My job was pushing a pallet through a meat and cheese warehouse filling orders. Occasionally I was in the office on the phone acting the salesman. But mostly picking orders and loading pallets for pick up or delivery by customers.
Then one day a call came for me. The call came to the cheese and meat distributor where I was employed.
It was the owner of the nearby printing company. He asked whether I would stop in on my way home.
Let’s just say that my life took a turn. My meat and cheese career quickly drew to a close.
It was the beginning of a new chapter. Design and creativity was finally set free. This may sound nerdy, but paper seemed to always turn me on. Now I was in paper paradise. Ink. Color. Design. Ideas. Freedom. My employer loved me. I enjoyed life.

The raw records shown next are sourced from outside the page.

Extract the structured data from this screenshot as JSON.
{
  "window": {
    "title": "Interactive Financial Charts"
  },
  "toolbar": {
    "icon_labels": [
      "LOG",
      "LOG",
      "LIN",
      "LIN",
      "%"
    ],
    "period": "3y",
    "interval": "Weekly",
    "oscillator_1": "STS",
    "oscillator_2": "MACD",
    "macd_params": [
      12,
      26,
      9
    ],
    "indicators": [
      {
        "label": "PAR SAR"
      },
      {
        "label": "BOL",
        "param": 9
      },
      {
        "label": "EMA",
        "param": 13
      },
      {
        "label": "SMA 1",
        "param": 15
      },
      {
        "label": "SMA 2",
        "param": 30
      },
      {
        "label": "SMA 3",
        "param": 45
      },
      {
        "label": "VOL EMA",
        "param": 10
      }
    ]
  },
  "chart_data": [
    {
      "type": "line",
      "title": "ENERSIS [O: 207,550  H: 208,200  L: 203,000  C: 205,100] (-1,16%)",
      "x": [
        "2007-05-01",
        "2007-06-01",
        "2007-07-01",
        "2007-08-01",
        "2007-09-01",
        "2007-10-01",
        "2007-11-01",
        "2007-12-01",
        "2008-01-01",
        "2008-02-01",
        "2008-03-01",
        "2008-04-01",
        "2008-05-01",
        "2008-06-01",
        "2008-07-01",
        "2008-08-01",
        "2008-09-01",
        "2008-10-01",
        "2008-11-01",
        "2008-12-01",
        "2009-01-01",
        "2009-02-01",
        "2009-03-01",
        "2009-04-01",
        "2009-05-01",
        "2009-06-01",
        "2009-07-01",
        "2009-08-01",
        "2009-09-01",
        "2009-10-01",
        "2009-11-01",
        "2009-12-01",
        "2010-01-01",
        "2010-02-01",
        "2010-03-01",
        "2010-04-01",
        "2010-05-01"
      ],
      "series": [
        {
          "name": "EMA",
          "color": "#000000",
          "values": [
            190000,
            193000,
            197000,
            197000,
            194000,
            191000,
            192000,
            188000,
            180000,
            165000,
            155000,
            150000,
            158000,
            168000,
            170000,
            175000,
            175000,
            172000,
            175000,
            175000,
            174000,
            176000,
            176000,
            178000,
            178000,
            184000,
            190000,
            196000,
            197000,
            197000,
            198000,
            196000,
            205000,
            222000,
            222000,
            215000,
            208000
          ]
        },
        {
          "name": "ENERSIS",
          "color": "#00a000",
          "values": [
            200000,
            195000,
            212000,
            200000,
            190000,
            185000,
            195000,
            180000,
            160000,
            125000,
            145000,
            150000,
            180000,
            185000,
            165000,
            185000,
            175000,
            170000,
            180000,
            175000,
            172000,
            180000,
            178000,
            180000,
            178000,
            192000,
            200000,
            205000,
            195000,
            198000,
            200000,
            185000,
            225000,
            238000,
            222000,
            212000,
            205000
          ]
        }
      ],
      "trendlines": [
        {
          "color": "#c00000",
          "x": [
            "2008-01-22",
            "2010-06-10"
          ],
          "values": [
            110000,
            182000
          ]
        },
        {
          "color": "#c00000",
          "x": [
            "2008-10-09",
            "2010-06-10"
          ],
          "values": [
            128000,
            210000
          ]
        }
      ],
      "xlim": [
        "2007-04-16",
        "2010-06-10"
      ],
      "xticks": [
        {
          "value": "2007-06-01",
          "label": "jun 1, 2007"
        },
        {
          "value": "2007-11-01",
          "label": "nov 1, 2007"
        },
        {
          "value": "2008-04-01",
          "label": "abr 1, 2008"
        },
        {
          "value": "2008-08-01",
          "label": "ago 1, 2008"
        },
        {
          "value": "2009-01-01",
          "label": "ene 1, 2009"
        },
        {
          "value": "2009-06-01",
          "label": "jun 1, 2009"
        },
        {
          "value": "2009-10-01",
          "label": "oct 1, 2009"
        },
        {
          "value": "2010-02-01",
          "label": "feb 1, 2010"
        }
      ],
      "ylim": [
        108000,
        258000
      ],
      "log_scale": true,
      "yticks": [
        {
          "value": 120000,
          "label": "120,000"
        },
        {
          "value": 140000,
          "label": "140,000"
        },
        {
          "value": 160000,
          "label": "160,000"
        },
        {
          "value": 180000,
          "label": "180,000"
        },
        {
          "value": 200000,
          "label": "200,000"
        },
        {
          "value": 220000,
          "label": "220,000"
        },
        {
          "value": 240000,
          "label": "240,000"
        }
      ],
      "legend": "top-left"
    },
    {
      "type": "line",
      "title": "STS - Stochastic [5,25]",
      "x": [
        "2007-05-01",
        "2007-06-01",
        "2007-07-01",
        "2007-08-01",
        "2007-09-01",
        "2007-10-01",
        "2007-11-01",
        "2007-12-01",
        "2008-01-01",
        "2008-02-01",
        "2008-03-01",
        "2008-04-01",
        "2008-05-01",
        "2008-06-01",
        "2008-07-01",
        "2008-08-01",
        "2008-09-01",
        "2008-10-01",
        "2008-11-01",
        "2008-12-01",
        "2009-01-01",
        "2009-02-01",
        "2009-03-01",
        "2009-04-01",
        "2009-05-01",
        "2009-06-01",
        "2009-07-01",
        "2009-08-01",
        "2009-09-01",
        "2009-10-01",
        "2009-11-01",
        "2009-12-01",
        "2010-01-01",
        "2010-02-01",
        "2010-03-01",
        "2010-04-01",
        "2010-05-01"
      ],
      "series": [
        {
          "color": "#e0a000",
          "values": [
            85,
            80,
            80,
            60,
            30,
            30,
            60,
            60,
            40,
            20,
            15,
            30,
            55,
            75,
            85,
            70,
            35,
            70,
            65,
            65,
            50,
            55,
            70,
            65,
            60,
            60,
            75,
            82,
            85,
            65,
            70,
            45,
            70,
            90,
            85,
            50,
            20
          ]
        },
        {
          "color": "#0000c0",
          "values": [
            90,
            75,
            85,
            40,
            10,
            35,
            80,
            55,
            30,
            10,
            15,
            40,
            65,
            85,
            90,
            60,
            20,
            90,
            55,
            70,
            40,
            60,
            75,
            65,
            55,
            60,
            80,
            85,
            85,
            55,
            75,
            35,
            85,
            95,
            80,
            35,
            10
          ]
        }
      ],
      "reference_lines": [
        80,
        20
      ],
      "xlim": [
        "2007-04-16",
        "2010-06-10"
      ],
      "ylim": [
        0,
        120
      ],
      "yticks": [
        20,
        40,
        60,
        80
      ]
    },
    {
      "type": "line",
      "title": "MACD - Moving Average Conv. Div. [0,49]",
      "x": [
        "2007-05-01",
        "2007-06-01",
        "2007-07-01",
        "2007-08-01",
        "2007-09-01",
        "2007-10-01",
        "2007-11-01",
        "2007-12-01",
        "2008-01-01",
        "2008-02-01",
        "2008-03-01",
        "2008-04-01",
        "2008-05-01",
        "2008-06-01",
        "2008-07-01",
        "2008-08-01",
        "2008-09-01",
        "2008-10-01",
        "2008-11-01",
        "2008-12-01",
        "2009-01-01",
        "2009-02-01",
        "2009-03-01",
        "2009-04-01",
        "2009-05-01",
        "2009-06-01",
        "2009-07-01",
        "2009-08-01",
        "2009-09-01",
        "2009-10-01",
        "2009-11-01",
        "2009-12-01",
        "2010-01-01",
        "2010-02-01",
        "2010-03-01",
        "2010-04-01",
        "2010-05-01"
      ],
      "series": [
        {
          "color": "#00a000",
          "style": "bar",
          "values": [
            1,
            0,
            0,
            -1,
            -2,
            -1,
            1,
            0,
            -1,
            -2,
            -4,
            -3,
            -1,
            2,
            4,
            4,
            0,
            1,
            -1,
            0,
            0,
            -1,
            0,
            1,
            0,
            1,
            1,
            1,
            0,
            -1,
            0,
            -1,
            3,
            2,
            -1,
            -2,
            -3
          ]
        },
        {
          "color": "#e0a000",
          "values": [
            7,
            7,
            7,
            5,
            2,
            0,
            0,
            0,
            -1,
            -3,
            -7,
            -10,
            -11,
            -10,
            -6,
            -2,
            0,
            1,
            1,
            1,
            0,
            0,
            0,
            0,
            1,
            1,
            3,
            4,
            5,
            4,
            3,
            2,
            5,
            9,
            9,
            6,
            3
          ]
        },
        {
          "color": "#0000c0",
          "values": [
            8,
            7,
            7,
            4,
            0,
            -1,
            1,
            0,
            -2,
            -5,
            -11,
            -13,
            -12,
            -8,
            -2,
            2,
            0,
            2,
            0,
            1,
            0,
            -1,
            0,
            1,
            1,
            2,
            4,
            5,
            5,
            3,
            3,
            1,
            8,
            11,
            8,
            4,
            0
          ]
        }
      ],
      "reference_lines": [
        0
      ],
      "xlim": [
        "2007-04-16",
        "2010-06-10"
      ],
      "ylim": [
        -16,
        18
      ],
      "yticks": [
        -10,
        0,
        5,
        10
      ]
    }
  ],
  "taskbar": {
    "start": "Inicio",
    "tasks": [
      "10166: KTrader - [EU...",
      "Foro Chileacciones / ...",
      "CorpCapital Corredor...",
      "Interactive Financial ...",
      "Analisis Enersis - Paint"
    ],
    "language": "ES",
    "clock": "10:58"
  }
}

As time went on and I felt freedom to express my ideas and began to put them on paper… well, let’s say, that’s where the rubber met the road.
I had good ideas but not all of them were good.
But I had a problem. They were my pets. I liked them. My ideas.
If you don’t like what I create I will get offended. You better like it.
It was during the printing company tenure that I was taught about becoming brutally honest. I was eventually able to move beyond the offense stage.
In the years that I have been in the creativity world I have learned a few things. I realized that I am simply helping others communicate using some kind of medium. I am in between the speaker and the hearer. Between the buyer and the seller. Between the author and the reader. Between the restaurant and the guest. Between the company and their customer.
I was the middle person. Oh, yeah, it really isn’t about me and my ideas.
I thought I was an end all. I thought I had THE good ideas. You need to listen to me because I have experience with good ideas.
Yeah, for some reason that doesn’t seem to work long term.
Are you telling me I can pour my soul into a piece of art and no one may ever like it. Yes, that’s possible.
That’s what I needed to learn.
Does this mean I should stop my art? Not necessarily. However, if I want someone to pay me for art then I need to make something that fills a need for them. It needs to have value to the buyer.
I’m really not called to being a creative island. Or a creative hermit.
If I have a thriving business it’s because there are multiple people who value what I provide and they pay me for what I give them. They enable me to continue giving and to continue growing.
Truth be told, I am not serving myself. I am serving others.
At the core of it all: I need others.
My employer was genius at telling the truth objectively. He taught me how to be honest and receive constructive criticism. Actually, he was good at giving kind and gentle direction.
I still contend that one of the best things a creative person can have is a good critic to guide and give direction.
When it’s all said and done, I’m here for others.
My tendency had been to stroke my pet ideas and protect them. Some of them never saw the light of day, of course. They weren’t practical.
I’m learning to let go and serve.
What do you need?
What can I do for you?
It seems this kind of spirit can make progress. Now we can work together.
It’s all a process of letting go.
I’m here for others. Let go. Let live.